In November 1992, nine months after Betty was convicted of second-degree murder, she sat down with Oprah Winfrey at the Central California Women’s Facility. In the interview she sounded all the same notes she had with me. “I thought we did have the perfect marriage,” she said. “I took those marriage vows, and I believe he did at the time, too, believing that we’d be together, and we’d get through everything.” It remains one of Oprah’s most-watched programs.
Four years ago, in 2005, on Oprah’s 20th Anniversary Follow-Up Show, Winfrey interviewed Rhett Broderick, Betty and Dan’s youngest son, who was ten at the time of the murders. Handsome and well spoken, he said his mother should be released.
“She’s a nice lady,” he said. “Everyone here would like her…if they spoke with her on any topic other than my dad.”
To Betty, it was still about Dan. To me, it shouldn’t have been. My smart, handsome journalist husband and I had a son in 1997. Then, in 1998, we divorced. When Betty committed the crimes for which she remains in prison, she was a single, divorced mom in her forties whose ex-husband had remarried. Today I’m those things, too.
In 1990, when she sent me her “For Shame” letter, she implied that my youth and naïveté were obscuring my vision of matrimony. I’m older now and at least a little wiser (today, for example, I wouldn’t be an extra in a TV drama—it felt heady at the time; now it seems a bit tacky). More relevant, I’ve experienced the heartbreak that divorcing people endure—both men and women. My divorce was the hardest time of my life. I appreciate, in other words, some of what Betty must have been feeling in November 1989. Even so, I can’t find any justification for what she did.
In the years since Betty’s conviction, there’s been a growing public identification with women’s righteous anger in the wake of a bitter divorce. Less than two years after Betty became a household name, Hollywood embraced a new kind of female avenger. In 1991, the year of Betty’s second trial, some of Hollywood’s biggest stars got even with their men: Susan Sarandon and Geena Davis inThelma & Louise, Julia Roberts in Sleeping with the Enemy. When the movie The First Wives Club was released in 1996, one newspaper columnist wrote that it might as well “be called the Betty Broderick Club.” In the film, Ivana Trump says, “Ladies, you have to be strong and independent. And remember, don’t get mad—get everything!”
By 2002, when Jennifer Lopez starred in Enough, a thriller about a young mother on the run from a violent husband, even the marketing slogans read like rallying cries: “Self-defense isn’t murder.” “Everyone has a limit.” Then, in 2003, Charlize Theron won an Academy Award for Best Actress for her sympathetic portrayal of a serial killer in Monster. The movie put her vile acts in the context of repeated battery at the hands of men.
Since the Broderick murders, such dramatic portrayals have been accompanied by plenty of real-world pain. Nicole Brown Simpson divorced her husband O.J. in 1992, claiming he had abused her—a charge that became all the more chilling after she was killed two years later.
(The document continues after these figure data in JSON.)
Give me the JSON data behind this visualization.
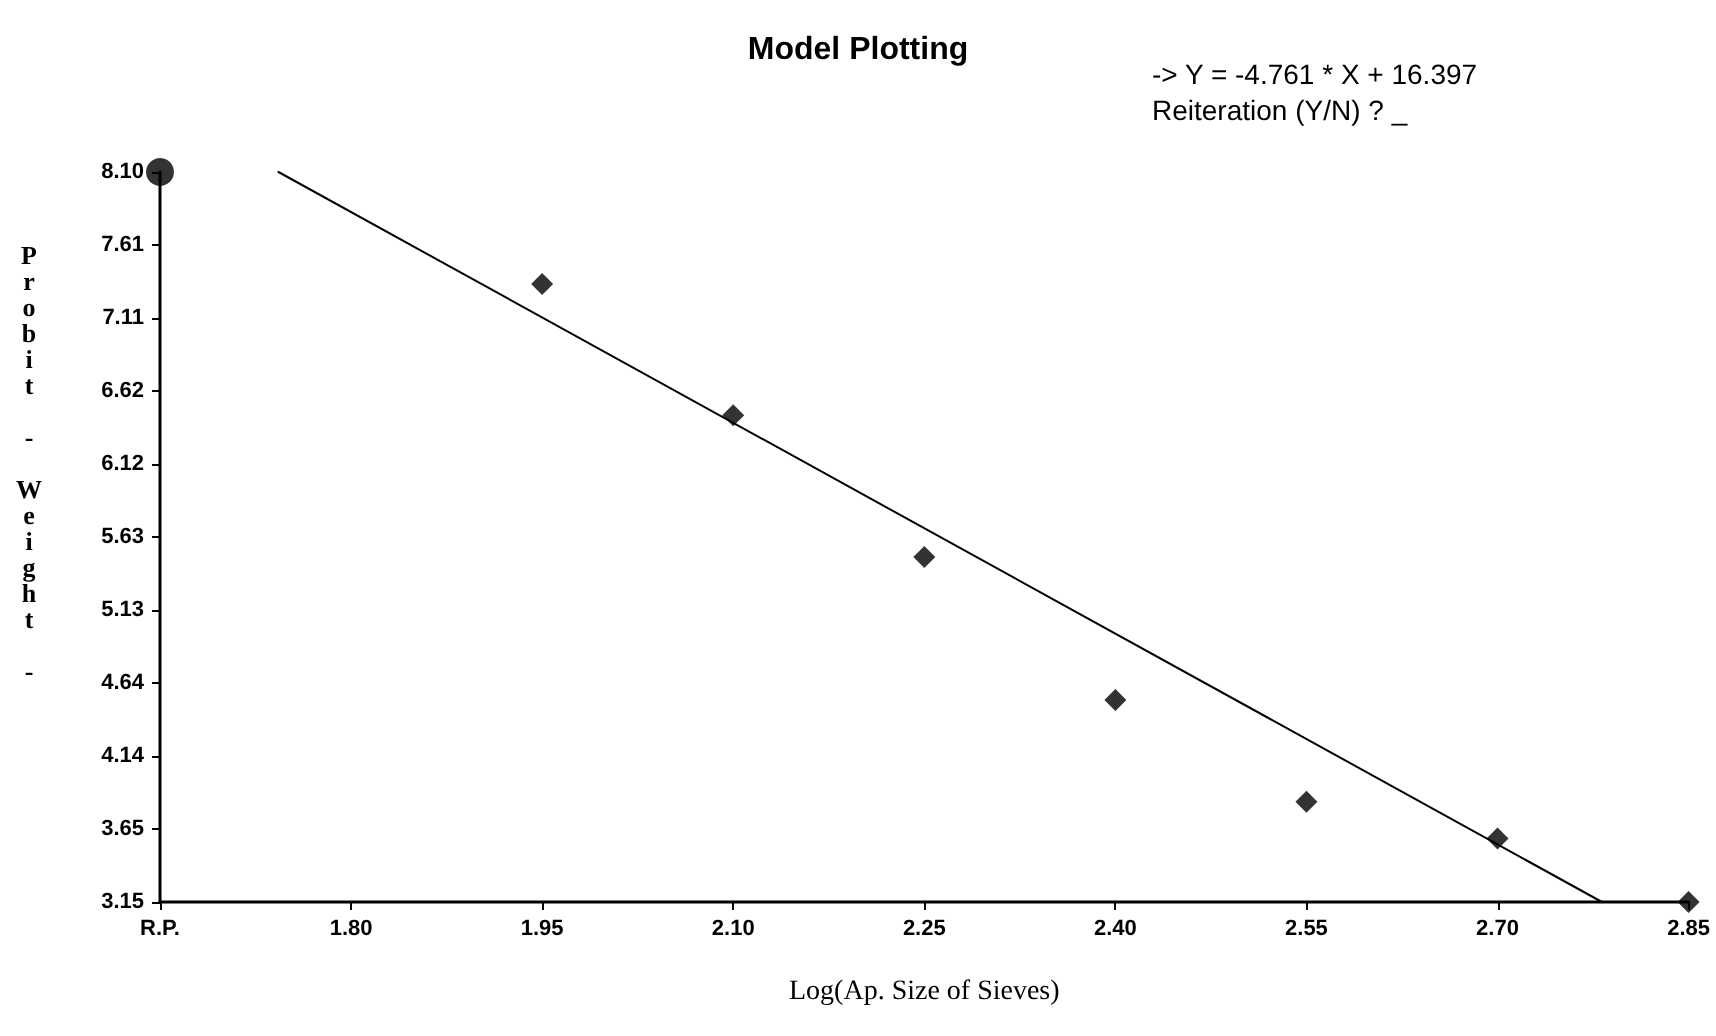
{
  "chart_data": {
    "type": "scatter",
    "title": "Model Plotting",
    "xlabel": "Log(Ap. Size of Sieves)",
    "ylabel": "Probit - Weight -",
    "annotations": [
      "-> Y = -4.761 * X + 16.397",
      "Reiteration (Y/N) ? _"
    ],
    "xlim": [
      1.65,
      2.85
    ],
    "xticks": [
      {
        "value": 1.65,
        "label": "R.P."
      },
      {
        "value": 1.8,
        "label": "1.80"
      },
      {
        "value": 1.95,
        "label": "1.95"
      },
      {
        "value": 2.1,
        "label": "2.10"
      },
      {
        "value": 2.25,
        "label": "2.25"
      },
      {
        "value": 2.4,
        "label": "2.40"
      },
      {
        "value": 2.55,
        "label": "2.55"
      },
      {
        "value": 2.7,
        "label": "2.70"
      },
      {
        "value": 2.85,
        "label": "2.85"
      }
    ],
    "ylim": [
      3.15,
      8.1
    ],
    "yticks": [
      {
        "value": 3.15,
        "label": "3.15"
      },
      {
        "value": 3.645,
        "label": "3.65"
      },
      {
        "value": 4.14,
        "label": "4.14"
      },
      {
        "value": 4.635,
        "label": "4.64"
      },
      {
        "value": 5.13,
        "label": "5.13"
      },
      {
        "value": 5.625,
        "label": "5.63"
      },
      {
        "value": 6.12,
        "label": "6.12"
      },
      {
        "value": 6.615,
        "label": "6.62"
      },
      {
        "value": 7.11,
        "label": "7.11"
      },
      {
        "value": 7.605,
        "label": "7.61"
      },
      {
        "value": 8.1,
        "label": "8.10"
      }
    ],
    "grid": false,
    "series": [
      {
        "marker": "diamond",
        "color": "#000000",
        "x": [
          1.95,
          2.1,
          2.25,
          2.4,
          2.55,
          2.7
        ],
        "values": [
          7.34,
          6.45,
          5.49,
          4.52,
          3.83,
          3.58
        ]
      },
      {
        "marker": "circle",
        "color": "#000000",
        "x": [
          1.65
        ],
        "values": [
          8.1
        ]
      },
      {
        "marker": "diamond",
        "color": "#000000",
        "x": [
          2.85
        ],
        "values": [
          3.15
        ]
      },
      {
        "type": "line",
        "marker": "none",
        "line_style": "solid",
        "color": "#000000",
        "x": [
          1.743,
          2.782
        ],
        "values": [
          8.1,
          3.15
        ]
      }
    ]
  }
}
O.J. was acquitted of the murder but found responsible in a civil trial. In 1993, Lorena Bobbitt took a carving knife and severed her husband’s penis after intercourse that she charged was rape. He was acquitted. By reason of insanity, she was found not guilty of assault.
When the Dixie Chicks sang a hit called “Goodbye Earl,” about two friends who murder one of their abusive husbands, it made people laugh and cheer. She held Wanda’s hand / As they worked out a plan / And it didn’t take long to decide / That Earl had to die, the Chicks sang, telling how they poisoned Earl’s black-eyed peas, wrapped him in a tarp, and stuffed him into a car trunk—then got away clean because It turns out he was a missing person who nobody missed at all.
That same spiteful fantasy spawned a mini industry of products, Web sites, and a Broadway show. After Scott Schmeizer, a Long Island executive with a housewares firm, got divorced in 2004, he worked with a designer to manufacture the Ex, a knife rack that resembles a corpse with multiple stab wounds. It sells for about $70, complete with five knives.